As the leader of this particular project my job is two fold - support the people in the grass doing the detail work and fret those details.  So, if you can imagine it, my next nine days are going to be filled with details.  Was this done?  Is that done?  Are those parts in place?  Did we remember to check this?  What is the contingency if that doesn't work.  Details.  Details.  Details.

So it is move forward, circle back, move sideways, circle around, jump over there - sort of like line dancing, only without cowgirls.

I'll be online (and on email) off and on during the week, usually between tasks.  There is always a fine line where any additional work becomes counter-productive - I can easily fret myself into a place where you make mistakes, simple mistakes, that have costly implications.

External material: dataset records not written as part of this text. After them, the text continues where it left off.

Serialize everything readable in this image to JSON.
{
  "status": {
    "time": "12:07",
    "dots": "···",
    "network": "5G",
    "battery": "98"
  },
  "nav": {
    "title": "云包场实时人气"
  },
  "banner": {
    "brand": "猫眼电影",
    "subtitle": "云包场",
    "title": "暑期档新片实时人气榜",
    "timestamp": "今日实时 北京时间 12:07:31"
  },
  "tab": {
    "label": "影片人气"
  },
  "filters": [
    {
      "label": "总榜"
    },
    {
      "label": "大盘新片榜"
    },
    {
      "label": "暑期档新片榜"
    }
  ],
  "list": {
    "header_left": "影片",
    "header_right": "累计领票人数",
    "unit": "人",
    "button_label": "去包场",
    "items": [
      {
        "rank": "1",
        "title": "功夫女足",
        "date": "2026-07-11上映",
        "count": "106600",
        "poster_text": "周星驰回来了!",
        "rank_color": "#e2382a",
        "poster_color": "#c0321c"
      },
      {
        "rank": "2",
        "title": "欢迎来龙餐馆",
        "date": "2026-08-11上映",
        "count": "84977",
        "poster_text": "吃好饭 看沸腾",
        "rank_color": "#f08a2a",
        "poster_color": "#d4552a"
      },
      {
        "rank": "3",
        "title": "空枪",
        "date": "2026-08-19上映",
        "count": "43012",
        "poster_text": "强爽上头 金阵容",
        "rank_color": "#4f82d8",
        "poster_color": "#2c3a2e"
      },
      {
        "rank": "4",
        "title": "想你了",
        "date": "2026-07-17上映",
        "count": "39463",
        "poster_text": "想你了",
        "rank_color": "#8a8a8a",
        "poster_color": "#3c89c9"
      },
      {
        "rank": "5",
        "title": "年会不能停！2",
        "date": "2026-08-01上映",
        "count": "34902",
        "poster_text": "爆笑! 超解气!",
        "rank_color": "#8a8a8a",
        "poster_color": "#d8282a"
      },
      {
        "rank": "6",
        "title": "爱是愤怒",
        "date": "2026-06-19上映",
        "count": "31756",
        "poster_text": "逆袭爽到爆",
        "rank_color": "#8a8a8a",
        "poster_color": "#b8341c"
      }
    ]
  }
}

Tonight, as I wrapped up the day, I stopped and sat with my senior analyst.  I often like to take a couple of minutes each day and sit with a different analyst and just get a feel for where they are - not the technical details, but a pulse of how they are feeling.  Intuition. Gut feeling.  Emotional check.  Our intuition as humans is often far more finely tuned then we realize.

E., my senior analyst, was in a good mood, philosophical and confident.  I worried a few of the details around and she assured me that every that could be lined up was lined up, and that we would be fine. She reminded me of some of the other projects we'd work on together - one's that dwarfed this one in size and complexity.  One's that went well, very well, and very badly. (We've been working together now for twelve years, in a variety of roles, so we know each other well.)

Her confidence was a solid touchstone and helped still my own jitters.  Her reminding me of perspective was another.  It is good to work with people you like and respect and admire.  I wish and hope that all of you have at least one of those relationships.  Most of my team and I at work have been together now (more or less) for eight or nine years.  I take care of them and they take care of me.  Which is how it is supposed to work.

So, with one day down and four more to go in the final week (the last days of the project are the actual cut-over and go live), we are sitting pretty well.  We know what needs to be done between here and there, and barring an attack of the flying monkeys, we'll make it.  And we have been attacked by flying monkeys before.  They come with the territory.